The chain validator spawns one peer validator worker per connected peer. The set of peer validators is updated, grown, or shrunk on the fly, according to the connections and disconnections signals from the peer-to-peer component. Each peer validator will treat new head proposals from the associated peer, one at a time, in a loop. In the simple case, when a peer receives a new head proposal that is a direct successor of the current local head, it launches a simple head increment task: it retrieves all the operations and triggers a validation of the block. When the difference between the current head and the examined proposal is more than one block, mostly during the initial bootstrap phase, the peer worker launches a bootstrap pipeline task.
A third scheme is planned (but not yet implemented) for validating alternative chains: the multipass validator. This method is quite more complex, its goal is to detect erroneous blocks as soon as possible, without having to download all the chain data. This process will work by first validating the block headers, then the operations that act on the fitness, and finally the remaining operations. The mechanism is actually a bit more flexible and allows for an arbitrary number of lists of operations. The shell will only consider forks of a given length, that is exported by the protocol, so that block headers and operations are validated in the context of an ancestor block that is in a close enough time window. In protocol Alpha, the check performed on block headers is that the baking slots, baker signatures, and timestamp deltas are right. It can also detect too large fitness gaps, as the fitness difference between two consecutive blocks is bounded in Alpha. The operations that act on fitness are endorsements, whose checks consist in verifying the endorsement slots and endorsers’ signatures. For that to be sound, the fork limit is set to not allow rewinding before the baking and endorsing slots are set.
Each of these three peer validator tasks (head increment, bootstrap pipeline, or multipass) will interact with the distributed DB to get the data they need (block headers and operations). When they have everything needed for a block, they will call the block validator.
The block validator validates blocks (currently in sequence), assuming that all the necessary data have already been retrieved from the peer-to-peer network. When a block is valid, it will notify the corresponding chain validator, that may update its head. In this case, the chain validator will propagate this information to its associated prevalidator, and may decide to kill or spawn the test network according to the protocol’s decision.
To each chain validator is associated a prevalidator (this may become an option in the future, to allow running nodes on machines with less RAM), that is responsible for the transmission of operations for this chain over the peer-to-peer network.
To prevent spam, this prevalidator must select the set of operations that it considers valid and the ones that it chooses to broadcast.

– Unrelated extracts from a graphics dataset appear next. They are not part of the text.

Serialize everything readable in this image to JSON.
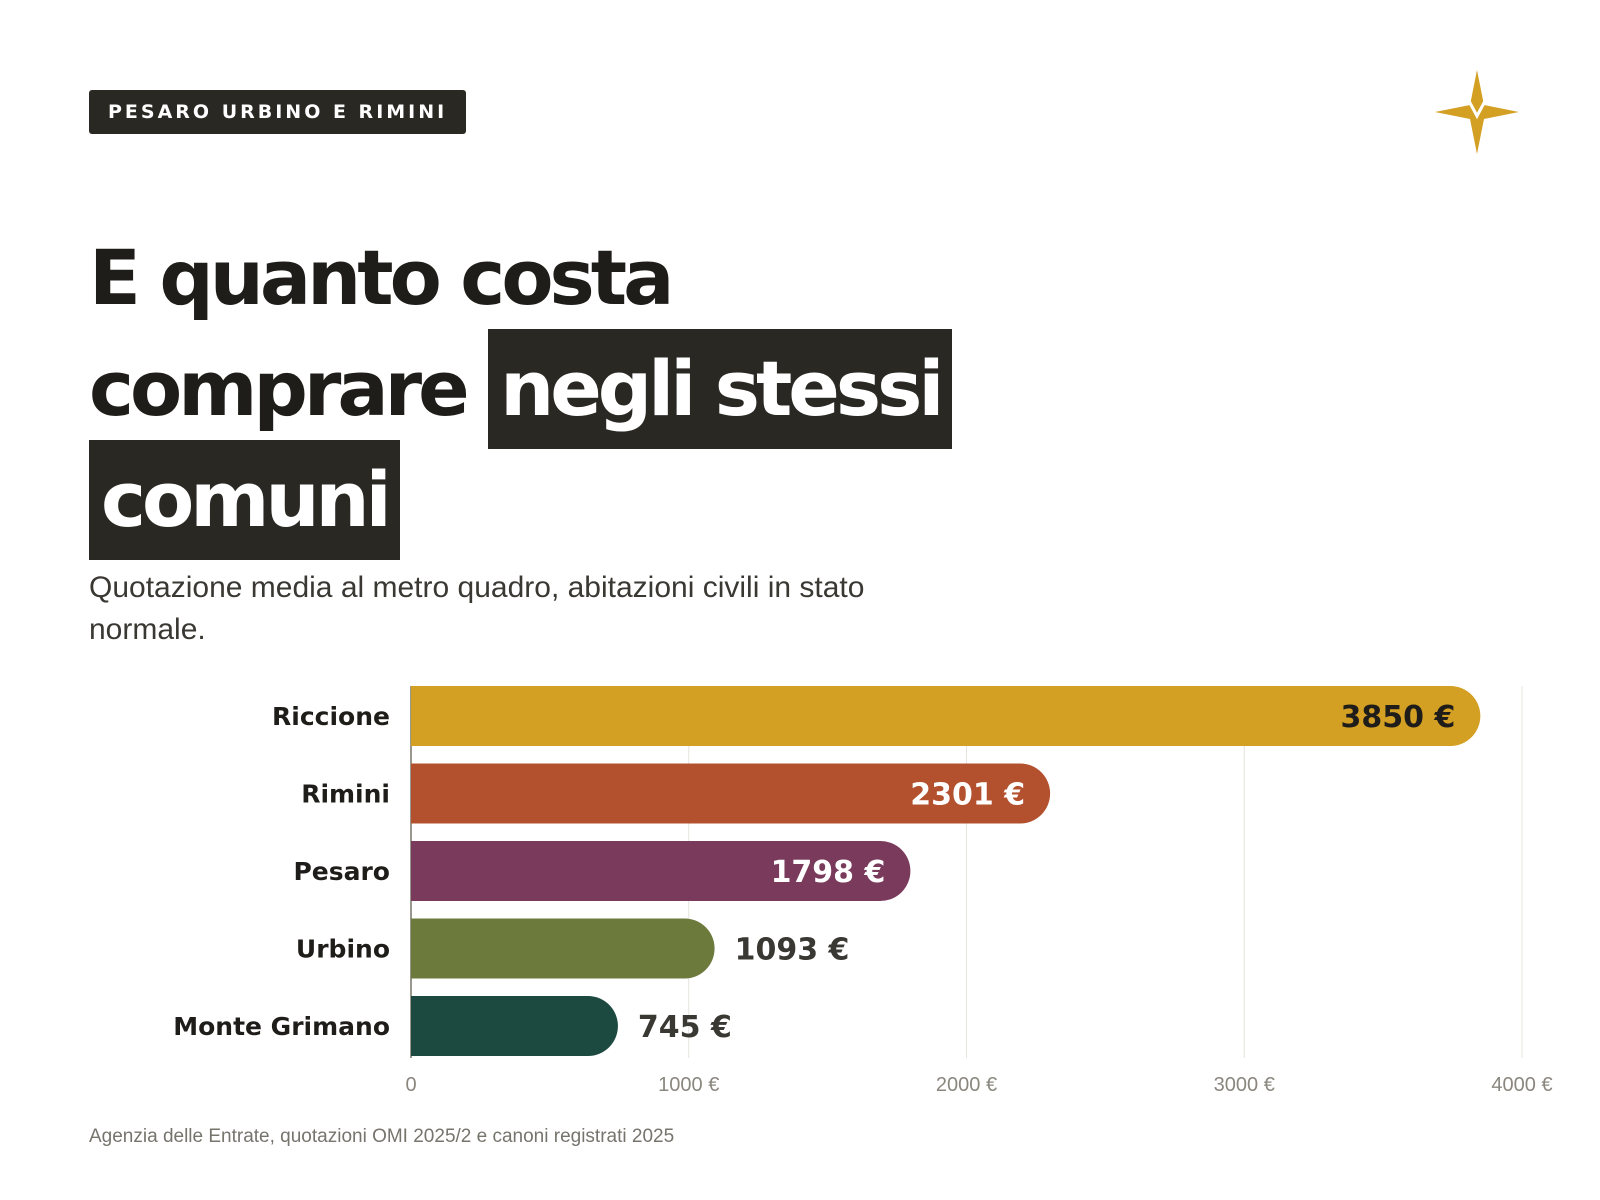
{
  "tag": "PESARO URBINO E RIMINI",
  "headline": {
    "line1": "E quanto costa",
    "line2a": "comprare",
    "line2b": "negli stessi",
    "line3": "comuni"
  },
  "subtitle": "Quotazione media al metro quadro, abitazioni civili in stato normale.",
  "source": "Agenzia delle Entrate, quotazioni OMI 2025/2 e canoni registrati 2025",
  "icons": {
    "logo": "four-point-star-icon",
    "logo_color": "#d4a024"
  },
  "chart_data": {
    "type": "bar",
    "orientation": "horizontal",
    "categories": [
      "Riccione",
      "Rimini",
      "Pesaro",
      "Urbino",
      "Monte Grimano"
    ],
    "values": [
      3850,
      2301,
      1798,
      1093,
      745
    ],
    "value_labels": [
      "3850 €",
      "2301 €",
      "1798 €",
      "1093 €",
      "745 €"
    ],
    "colors": [
      "#d4a024",
      "#b3502e",
      "#7a3a5c",
      "#6c7a3c",
      "#1d4a40"
    ],
    "label_inside": [
      true,
      true,
      true,
      false,
      false
    ],
    "xlim": [
      0,
      4000
    ],
    "xticks": [
      0,
      1000,
      2000,
      3000,
      4000
    ],
    "xtick_labels": [
      "0",
      "1000 €",
      "2000 €",
      "3000 €",
      "4000 €"
    ],
    "grid": true,
    "title": "",
    "xlabel": "",
    "ylabel": ""
  }
}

This is done by constantly baking a dummy block, floating over the current head, and growing as new operations are received.
Operations that get included can be broadcast unconditionally.
Operations that are included are classified. Some (such as bad signatures or garbage byte sequences) are dismissed. They are put in a temporary bounded set for quick rejection, and the peer that sent it is kicked. Some other operations are temporarily refused: they come too soon or too late. For instance, in Alpha, contracts have counters, and operations with counters in the future are classified as temporarily refused. A malicious peer could easily flood the mempool with such operations, so they are put in a bounded set. Another bounded set is also kept for a third kind of non-inclusion: operations that could be valid in another branch.
The gathering of resources needed for validation is centralized in the distributed db. This component allocates a slot per requested resource, whose priority depends on the number of peer validators requesting it.